Interesting read. I'm not much of a historian, but i'm interested in what the trade good and population density compositions would look like if you could provide that later.
One of my books has very good population density maps for various points in Chinese history, but unfortunately I'm in the middle of a move and my books are all boxed up. I'll dig around online to see if I can find any good ones in the meantime.
Regarding trade goods, almost all of the goods mentioned in the
Trade dev diary are produced somewhere in or near China (exceptions are things like woad, glass, or papyrus). Silk was the major international export, since silk production techniques were virtually unknown outside of China until well after the end of I:R's timeline, but the volume of internal trade was very high and regional trade supported the growth of major cities in China just as it did in the Mediterranean (in the Warring States period, these were mainly state capitals; by the early Han they had the imperial capital Chang'an plus the Five Metropolises). Salt and iron production were staples of the economy and the state finances; stone was less important because construction was mainly in wood, rammed earth, or bricks rather than quarried stone and writing was done on silk, cloth or wooden slats rather than on papyrus. But it's particularly important that horses were only readily available in the band of grassland contested between the Chinese and the nomads. Han's westward expansion during the time of Han Wudi was motivated in large part by the need for horses to supply the Han cavalry in their wars against the Xiongnu.
It's also worth noting that elephants were indigenous to what is now southwestern China, and although I don't know of references to them being used in war during I:R's timeframe they certainly were a few centuries later. They could add a little more variety to warfare in the region.

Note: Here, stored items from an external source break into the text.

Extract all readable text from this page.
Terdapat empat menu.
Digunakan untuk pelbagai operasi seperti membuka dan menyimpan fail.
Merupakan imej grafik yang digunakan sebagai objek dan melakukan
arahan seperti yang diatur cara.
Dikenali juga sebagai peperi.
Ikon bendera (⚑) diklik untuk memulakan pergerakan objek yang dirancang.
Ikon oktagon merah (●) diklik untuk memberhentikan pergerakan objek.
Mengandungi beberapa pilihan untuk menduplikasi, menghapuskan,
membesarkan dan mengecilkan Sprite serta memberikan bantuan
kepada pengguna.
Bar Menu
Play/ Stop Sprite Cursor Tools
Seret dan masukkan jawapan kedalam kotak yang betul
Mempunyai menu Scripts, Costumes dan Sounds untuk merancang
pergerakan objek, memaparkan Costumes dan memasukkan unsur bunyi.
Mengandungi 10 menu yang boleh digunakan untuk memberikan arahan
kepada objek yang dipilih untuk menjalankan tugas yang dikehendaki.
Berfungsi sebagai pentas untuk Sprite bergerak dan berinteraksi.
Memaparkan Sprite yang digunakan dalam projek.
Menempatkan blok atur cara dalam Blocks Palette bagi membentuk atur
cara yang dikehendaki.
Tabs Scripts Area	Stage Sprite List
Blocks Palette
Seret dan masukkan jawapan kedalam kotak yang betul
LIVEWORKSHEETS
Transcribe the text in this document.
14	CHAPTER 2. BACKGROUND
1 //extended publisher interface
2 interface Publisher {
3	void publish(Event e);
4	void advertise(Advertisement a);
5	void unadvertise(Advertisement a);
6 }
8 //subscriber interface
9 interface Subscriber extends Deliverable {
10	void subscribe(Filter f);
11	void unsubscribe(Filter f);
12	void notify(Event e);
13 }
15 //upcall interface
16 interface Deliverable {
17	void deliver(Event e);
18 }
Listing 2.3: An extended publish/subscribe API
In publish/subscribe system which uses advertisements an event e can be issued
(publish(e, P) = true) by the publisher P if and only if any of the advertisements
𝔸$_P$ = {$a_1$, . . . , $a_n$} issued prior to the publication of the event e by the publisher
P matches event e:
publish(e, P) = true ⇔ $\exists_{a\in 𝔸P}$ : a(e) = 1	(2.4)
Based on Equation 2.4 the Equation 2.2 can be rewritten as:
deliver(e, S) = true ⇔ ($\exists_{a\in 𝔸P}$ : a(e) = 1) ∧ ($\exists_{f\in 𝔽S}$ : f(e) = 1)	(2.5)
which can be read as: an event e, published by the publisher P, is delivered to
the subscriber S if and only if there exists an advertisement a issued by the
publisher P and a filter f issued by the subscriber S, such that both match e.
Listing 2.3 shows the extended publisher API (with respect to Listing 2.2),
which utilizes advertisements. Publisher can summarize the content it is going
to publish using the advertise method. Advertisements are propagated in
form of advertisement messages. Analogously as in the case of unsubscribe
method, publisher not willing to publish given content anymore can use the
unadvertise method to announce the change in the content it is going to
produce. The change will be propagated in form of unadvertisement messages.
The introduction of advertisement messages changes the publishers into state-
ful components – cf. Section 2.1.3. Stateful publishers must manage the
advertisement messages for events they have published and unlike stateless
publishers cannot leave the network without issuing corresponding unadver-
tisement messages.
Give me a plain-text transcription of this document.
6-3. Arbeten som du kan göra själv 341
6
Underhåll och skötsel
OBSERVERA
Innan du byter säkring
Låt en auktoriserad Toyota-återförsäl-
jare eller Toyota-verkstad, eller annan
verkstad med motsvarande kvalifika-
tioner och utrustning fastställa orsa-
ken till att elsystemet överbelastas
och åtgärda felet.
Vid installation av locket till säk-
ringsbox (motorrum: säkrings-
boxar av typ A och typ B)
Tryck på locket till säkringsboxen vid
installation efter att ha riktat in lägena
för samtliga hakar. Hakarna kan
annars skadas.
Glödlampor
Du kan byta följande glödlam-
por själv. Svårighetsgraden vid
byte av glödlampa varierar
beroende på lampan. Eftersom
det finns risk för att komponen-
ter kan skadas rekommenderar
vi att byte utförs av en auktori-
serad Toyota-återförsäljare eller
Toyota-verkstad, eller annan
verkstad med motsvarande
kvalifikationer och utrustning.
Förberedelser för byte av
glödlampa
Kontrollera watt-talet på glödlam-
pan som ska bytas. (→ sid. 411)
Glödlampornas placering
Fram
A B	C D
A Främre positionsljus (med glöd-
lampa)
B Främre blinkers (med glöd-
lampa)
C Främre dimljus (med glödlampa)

Icedt729 might want to talk about the Xiongnu and Mongolia so I won't go into it too much, but the consolidation of Chinese states and their encroachment onto the steppe was the direct cause of the Xiongnu unifying and posing such a potent threat to the Han Dynasty; as a game mechanic I think it's practically ideal--the Chinese states will be fighting insularly for the first half of the game, and then unify only to find the Xiongnu have now emerged as a peer to whoever managed to win.
I probably should have led in with the Xiongnu, since including the eastern steppe would be just as important an addition was China proper and would arguably have more impact on the rest of I:R's map. I decided to leave them out just because we haven't had any dev diaries that deal with nomads yet, so I don't know if they're going to just be "regular tribals with horse archers" or if there are special mechanics planned for them. Either way, the Xiongnu are the prototype for all later steppe empires and were responsible for displacing the Yuezhi into Central Asia during the I:R timeline, leading to the destruction of the Greco-Bactrian and Indo-Greek kingdoms and the rise of the Kushanas in their place. The Han-Xiongnu rivalry was truly epic in its own right and regularly spilled over into the Tarim basin and Ferghana valley, which are already on-map.